CAGLIARI. «Ci hanno trattato malissimo durante il viaggio da Lampedusa a qui, ci hanno rubato i soldi, eravamo ammassati e dormivamo tutti nello stesso posto». Questo raccontano i tunisini dopo la prima notte trascorsa a Cagliari nell’ex caserma dell’Aeronautica.
«Ci hanno preso in giro, non ci dicevano dove ci stavano portando, eravamo stipati nel parcheggio auto di una nave». «Abbiamo rischiato di morire», dice un altro e mostra i filmati fatti da lui come da altri con i cellulari. Le immagini raccontano la prima traversata lunga 25 ore, dalla costa nordafricana a Lampedusa. Si vede un barchino circondato solo da mare, tante facce che dietro un sorriso nascondo la paura di non arrivare vivi.

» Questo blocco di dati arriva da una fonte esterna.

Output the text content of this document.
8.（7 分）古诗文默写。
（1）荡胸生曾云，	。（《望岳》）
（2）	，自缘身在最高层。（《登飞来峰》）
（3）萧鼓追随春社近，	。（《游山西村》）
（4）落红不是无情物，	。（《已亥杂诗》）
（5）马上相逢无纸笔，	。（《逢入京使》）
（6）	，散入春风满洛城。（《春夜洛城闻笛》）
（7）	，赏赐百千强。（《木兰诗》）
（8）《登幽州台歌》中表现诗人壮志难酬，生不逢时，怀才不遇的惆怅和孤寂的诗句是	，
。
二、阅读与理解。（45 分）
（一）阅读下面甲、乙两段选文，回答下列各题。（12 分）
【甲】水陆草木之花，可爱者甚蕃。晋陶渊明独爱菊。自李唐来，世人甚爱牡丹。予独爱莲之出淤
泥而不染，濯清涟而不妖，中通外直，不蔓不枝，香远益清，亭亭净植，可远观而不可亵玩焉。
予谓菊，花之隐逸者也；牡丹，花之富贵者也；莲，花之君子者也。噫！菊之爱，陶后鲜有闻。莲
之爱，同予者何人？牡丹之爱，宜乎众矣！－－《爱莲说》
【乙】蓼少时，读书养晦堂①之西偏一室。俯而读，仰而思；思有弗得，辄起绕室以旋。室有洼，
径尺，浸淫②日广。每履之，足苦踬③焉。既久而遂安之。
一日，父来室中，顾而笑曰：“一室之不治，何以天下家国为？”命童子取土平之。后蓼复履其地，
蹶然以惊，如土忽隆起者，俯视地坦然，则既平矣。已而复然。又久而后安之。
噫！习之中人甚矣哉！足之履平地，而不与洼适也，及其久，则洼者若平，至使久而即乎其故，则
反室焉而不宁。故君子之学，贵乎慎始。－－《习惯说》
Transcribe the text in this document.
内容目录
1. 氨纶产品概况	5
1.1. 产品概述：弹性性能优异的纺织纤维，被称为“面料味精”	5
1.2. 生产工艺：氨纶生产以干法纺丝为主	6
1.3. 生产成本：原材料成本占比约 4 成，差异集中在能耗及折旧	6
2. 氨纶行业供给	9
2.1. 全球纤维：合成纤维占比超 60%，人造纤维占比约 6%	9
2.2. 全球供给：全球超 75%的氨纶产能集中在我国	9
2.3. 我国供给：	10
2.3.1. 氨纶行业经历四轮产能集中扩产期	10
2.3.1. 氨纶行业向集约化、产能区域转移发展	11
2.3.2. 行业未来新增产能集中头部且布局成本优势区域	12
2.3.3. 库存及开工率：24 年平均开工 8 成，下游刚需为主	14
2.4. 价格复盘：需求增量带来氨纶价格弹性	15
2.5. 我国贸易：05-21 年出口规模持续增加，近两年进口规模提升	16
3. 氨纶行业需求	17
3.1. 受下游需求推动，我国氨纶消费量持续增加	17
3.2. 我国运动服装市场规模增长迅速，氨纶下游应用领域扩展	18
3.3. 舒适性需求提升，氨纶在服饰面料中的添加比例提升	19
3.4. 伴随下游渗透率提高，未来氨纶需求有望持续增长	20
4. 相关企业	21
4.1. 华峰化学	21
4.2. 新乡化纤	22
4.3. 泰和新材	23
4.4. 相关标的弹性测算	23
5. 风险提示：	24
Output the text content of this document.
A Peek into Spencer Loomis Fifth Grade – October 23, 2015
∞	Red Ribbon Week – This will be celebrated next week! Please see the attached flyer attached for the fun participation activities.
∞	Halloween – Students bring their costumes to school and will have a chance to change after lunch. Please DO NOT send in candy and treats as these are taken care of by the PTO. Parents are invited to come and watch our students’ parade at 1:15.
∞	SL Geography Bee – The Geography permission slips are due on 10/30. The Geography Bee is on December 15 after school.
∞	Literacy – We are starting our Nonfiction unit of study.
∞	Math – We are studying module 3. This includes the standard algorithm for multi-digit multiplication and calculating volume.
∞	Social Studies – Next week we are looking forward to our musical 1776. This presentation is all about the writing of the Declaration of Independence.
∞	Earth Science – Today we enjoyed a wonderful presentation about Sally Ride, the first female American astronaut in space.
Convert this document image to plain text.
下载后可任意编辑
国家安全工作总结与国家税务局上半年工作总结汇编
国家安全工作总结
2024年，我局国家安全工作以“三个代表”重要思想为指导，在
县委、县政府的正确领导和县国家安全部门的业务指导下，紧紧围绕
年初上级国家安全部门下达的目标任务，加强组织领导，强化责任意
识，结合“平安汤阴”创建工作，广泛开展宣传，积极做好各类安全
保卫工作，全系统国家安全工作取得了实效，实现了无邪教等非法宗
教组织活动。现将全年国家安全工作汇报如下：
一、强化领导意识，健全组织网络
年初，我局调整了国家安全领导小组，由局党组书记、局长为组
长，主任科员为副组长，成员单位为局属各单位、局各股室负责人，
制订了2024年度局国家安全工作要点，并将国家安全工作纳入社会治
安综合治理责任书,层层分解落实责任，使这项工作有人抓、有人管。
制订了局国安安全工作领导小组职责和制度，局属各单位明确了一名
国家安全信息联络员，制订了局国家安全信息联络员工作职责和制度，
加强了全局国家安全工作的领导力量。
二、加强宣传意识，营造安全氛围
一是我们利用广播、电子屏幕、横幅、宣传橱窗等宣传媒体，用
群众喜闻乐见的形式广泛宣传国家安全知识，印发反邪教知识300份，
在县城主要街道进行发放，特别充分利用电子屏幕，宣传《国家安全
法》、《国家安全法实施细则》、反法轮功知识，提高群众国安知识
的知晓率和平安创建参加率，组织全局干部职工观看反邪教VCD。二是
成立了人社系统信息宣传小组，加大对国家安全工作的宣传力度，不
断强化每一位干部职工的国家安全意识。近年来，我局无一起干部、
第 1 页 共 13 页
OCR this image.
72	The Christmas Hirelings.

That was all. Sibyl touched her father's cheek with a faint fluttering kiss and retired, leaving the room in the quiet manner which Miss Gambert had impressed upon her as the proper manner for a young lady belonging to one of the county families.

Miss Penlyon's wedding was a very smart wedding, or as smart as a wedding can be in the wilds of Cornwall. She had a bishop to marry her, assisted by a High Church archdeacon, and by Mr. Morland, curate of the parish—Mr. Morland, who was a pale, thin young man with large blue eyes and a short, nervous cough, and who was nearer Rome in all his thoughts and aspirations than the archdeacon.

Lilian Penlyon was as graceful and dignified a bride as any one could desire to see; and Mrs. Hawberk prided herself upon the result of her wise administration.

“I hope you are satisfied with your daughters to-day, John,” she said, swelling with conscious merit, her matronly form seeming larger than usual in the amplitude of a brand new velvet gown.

«Abbiamo visto tanti nostri amici morire in mare, cappotti e magliette dispersi nell’acqua», racconta Mohamed, 25 anni, occhi grandi, che nonostante tutto è contento di poter raccontare ciò che ha vissuto. «Voglio sentire mia figlia», dice Nabil, 30 anni. «Ero fidanzato con una donna italiana - spiega - abbiamo avuto una bambina, ora non me la fa vedere». Tutti però dicono di voler andare in Francia, almeno riuscirebbero a comunicare bene. Lo ripete Mohsen, 28 anni che dice: «Paris, Paris», ma forse non sa che la Francia non li vuole.
Hanno tanta voglia di parlare, comunicano attraverso la recinzione: «Libertà, libertà». Chiedono un aiuto: «Una sigaretta, vestiti, vestiti, scarpe» e ci mostrano di non aver neanche un cambio per togliere i vestiti che hanno addosso da tre giorni, c’è chi non ha neanche un paio di scarpe ai piedi. Riescono a racimolare qualche sigaretta grazie alla generosità di alcuni abitanti della zona, dopo qualche insulto da parte di un paio di automobilisti.
Arrivano i primi cagliaritani con sacchi carichi di viveri, qualcuno promette abbigliamento e intanto porta succhi, pane, merendine e frutta. C’è chi porta un uovo di Pasqua: «È il minimo che possiamo fare, spero che riescano a passare una buona Pasqua», dice con commozione un cagliaritano. Loro prendono, ringraziano e cominciano a mangiare dividendo tutto equamente.
«Voglio una fidanzata sarda, non tunisina», scherza Nabil, 28 anni, con i cronisti. Maniche corte e jeans, molti masticano un po’ di italiano. Un gruppo gioca a calcio con un pallone ricevuto dalle forze dell’ordine, altri guardano la partitella sotto il sole cocente. «Voglio una sim, voglio una scheda», ripetono in tanti. Vogliono rassicurare le famiglie rimaste in Tunisia. Apparentemente sono in buona salute, «Saponette, detersivi», chiedono: non possono lavarsi da troppi giorni.
Hanno deciso di scappare dal loro paese. «non facevamo niente, non c’era lavoro, non c’è più libertà», racconta Mongi, sorriso smagliante e viso affaticato, forse dal viaggio. Quando sente parlare di lavoro, qualcuno spiega di aver già intuito che la Sardegna forse molto può offrire ma non un posto di lavoro. C’è chi parla della permanenza in Sardegna e chi è pronto a scommettere che non dureranno qualche giorno di più. «È meglio rimanere qua, senza fare casino, senza scappare, almeno siamo tranquilli», spiega uno di loro. Mentre alcuni rimangono attaccati alla rete, aspettando forse qualche altro aiuto, c’è chi va a mangiare negli spazi organizzati per offrire loro almeno un pasto caldo.